3D-Printed Toy, Bug Poo Take Research Art Awards

Typically, you have to crack open the candy shell of a Kinder Surprise egg to find out what kind of toy surprise is tucked inside — that is, unless you have an X-ray micro-computed tomography scanner and a 3D printer.

Using these tools, University of Swansea engineering doctoral student Laura North and her colleagues created a replica of the surprise toy inside the popular European candy without ever cracking the egg. A comic strip of the process won North first place in the 2013 Research as Art competition hosted by the university.

"I was absolutely over the moon," North told LiveScience. Fellow winners included an image of a gorgeous glacier in motion and an abstract painting made with insect poop. [See Images of the Artistic Science Winners]

A candy-coated winner

The Research as Art competition is open to University of Swansea faculty, staff and students and is judged by a panel drawn from organizations such as the Royal Academy of Arts, Research Councils U.K., and popular science magazine New Scientist.

North's winning entry describes the process of 3D printing a toy found inside a Kinder Surprise egg, a candy banned inside the United States because confections with "non-nutritive objects" embedded in them are forbidden by Food and Drug Administration regulations.

To reveal the toy inside the Kinder Surprise, North and her colleagues first scanned the egg with a micro-CT (computed tomography) scanner, the same type of technology used in hospitals to create cross-section images of the inside of the body. Next, they used the CT images to program a 3D printer to fabricate a replica of the toy out of plastic.

The candy egg, of course, is only a way to demonstrate the technology, North said. The same technique could be used to scan people's joints and then custom-make a joint replacement that fits their body perfectly. She and her colleagues have also worked with the university's Egyptology center to scan the mummified remains of a snake and print out a replica of its skull.
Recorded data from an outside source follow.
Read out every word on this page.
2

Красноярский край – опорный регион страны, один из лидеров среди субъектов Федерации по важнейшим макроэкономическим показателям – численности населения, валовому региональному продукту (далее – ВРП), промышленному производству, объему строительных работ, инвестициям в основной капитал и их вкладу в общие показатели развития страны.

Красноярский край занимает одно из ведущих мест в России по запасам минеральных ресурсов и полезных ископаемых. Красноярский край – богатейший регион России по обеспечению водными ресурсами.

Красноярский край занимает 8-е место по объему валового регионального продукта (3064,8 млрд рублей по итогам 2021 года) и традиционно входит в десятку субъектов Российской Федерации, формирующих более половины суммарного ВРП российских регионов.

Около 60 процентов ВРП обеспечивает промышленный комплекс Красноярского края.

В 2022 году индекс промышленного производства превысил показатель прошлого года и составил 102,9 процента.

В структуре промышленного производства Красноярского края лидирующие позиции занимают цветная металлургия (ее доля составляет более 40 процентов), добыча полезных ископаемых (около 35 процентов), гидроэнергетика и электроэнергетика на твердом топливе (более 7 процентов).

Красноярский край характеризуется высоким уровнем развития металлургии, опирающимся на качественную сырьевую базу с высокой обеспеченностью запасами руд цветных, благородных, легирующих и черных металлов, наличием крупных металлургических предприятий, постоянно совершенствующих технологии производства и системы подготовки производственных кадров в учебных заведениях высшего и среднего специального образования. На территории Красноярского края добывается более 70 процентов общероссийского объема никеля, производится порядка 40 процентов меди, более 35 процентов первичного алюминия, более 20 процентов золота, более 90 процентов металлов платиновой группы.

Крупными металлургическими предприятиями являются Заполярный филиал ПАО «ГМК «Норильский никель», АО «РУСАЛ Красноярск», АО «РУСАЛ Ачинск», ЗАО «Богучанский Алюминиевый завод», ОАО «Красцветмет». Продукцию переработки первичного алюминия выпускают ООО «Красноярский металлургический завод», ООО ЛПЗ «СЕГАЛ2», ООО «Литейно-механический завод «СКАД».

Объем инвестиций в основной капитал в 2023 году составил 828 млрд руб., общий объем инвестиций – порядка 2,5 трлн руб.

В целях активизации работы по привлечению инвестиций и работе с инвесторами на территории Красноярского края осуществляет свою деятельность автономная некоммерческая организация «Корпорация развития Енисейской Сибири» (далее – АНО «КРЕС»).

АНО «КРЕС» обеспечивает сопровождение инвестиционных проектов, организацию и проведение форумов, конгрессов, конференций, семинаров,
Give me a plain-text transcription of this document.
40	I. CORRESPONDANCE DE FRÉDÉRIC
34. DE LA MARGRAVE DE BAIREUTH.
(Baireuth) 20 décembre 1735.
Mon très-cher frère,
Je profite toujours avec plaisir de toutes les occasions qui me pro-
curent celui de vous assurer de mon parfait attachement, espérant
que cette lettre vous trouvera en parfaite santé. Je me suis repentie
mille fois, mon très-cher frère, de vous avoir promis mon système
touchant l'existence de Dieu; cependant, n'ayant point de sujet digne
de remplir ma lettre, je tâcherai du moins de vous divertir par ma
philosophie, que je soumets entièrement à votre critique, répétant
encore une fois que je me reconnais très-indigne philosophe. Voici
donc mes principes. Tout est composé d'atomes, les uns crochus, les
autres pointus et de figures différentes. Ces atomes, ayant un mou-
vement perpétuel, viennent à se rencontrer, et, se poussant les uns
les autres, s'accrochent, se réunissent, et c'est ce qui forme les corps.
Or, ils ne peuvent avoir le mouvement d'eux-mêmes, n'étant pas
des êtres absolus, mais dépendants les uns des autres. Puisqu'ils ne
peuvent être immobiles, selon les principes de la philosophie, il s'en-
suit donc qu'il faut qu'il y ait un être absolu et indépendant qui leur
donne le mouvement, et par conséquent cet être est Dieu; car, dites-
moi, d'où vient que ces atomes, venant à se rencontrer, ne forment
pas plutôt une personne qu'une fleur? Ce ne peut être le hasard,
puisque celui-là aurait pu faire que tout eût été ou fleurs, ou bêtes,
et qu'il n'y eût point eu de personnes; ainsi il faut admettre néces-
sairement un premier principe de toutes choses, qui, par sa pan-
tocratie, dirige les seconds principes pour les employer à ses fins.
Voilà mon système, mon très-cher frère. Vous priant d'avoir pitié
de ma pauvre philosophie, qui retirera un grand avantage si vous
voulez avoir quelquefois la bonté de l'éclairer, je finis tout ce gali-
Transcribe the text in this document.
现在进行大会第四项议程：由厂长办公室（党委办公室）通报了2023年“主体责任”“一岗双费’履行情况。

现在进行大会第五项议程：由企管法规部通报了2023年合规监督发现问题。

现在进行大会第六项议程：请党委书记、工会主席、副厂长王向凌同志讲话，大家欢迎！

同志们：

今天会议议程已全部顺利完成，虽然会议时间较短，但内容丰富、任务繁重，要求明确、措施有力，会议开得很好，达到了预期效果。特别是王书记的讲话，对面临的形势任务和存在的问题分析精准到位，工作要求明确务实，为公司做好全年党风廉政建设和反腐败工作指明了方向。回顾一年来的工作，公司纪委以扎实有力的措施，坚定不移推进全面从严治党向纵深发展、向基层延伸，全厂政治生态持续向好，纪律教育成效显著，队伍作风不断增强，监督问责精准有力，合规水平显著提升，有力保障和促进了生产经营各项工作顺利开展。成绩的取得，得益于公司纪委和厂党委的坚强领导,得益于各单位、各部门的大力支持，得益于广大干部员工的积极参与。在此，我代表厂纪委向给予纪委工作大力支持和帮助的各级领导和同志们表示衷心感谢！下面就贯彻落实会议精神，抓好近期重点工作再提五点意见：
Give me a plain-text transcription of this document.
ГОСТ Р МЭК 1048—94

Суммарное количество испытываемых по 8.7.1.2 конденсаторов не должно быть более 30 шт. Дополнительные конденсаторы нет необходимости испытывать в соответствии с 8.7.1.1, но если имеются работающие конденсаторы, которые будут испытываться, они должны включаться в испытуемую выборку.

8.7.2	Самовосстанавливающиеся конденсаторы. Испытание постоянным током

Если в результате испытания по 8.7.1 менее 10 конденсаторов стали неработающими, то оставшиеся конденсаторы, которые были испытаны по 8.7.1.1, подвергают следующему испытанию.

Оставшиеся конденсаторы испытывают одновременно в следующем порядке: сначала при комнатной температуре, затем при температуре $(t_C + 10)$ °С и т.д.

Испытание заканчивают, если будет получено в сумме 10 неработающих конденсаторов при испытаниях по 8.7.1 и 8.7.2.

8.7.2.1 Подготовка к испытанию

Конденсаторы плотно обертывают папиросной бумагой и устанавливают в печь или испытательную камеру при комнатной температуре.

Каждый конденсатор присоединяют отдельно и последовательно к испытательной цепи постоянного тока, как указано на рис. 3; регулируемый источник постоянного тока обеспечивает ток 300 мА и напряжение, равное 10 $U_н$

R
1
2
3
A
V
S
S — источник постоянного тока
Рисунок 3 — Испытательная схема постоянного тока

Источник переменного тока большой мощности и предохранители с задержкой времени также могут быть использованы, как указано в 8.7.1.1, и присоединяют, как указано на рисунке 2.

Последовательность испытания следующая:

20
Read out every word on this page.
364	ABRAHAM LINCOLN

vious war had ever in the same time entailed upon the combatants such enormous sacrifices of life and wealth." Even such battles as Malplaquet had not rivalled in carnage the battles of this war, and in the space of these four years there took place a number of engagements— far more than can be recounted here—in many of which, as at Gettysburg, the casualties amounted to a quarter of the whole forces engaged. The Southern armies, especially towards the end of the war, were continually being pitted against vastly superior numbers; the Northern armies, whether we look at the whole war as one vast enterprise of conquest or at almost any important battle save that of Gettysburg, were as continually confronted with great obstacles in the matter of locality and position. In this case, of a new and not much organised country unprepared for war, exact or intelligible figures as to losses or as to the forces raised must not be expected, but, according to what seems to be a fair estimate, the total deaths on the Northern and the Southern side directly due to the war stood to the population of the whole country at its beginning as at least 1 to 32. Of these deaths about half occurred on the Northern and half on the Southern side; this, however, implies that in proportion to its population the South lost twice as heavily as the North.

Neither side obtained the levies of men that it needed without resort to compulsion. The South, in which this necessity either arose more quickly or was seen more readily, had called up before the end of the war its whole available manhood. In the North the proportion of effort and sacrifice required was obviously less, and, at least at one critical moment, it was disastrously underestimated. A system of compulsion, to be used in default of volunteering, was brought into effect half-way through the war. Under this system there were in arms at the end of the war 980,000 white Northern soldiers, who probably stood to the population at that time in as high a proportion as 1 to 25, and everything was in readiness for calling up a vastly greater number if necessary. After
"It's a great way to look inside something non-destructively," North said.

Other artistic research

Other Research as Art winners portrayed their science in similarly creative — and often jaw-dropping — ways. Geographer Adrian Luckman won the Academic Award for his colorful visualization of ice flow in an Arctic glacier, with cool blues representing slow ice and hot pink revealing where the ice flows as much as 8.2 feet (2.5 meters) per day.

Runner-up Miranda Whitten's photograph of a blood-sucking insect (Rhodnius prolixus) amid a splattering of excrement is reminiscent of Jackson Pollock, but the consequences of R. prolixus poo are anything but: The excrement contains the parasite that causes deadly Chagas disease, which infects approximately 11 million people worldwide.

Other notables from the contest include a super-close look at a new material that generates its own electricity when exposed to a temperature gradient; a cartoonish look at early medieval facial wounds; and a tranquil seaside scene highlighting the power of the tides.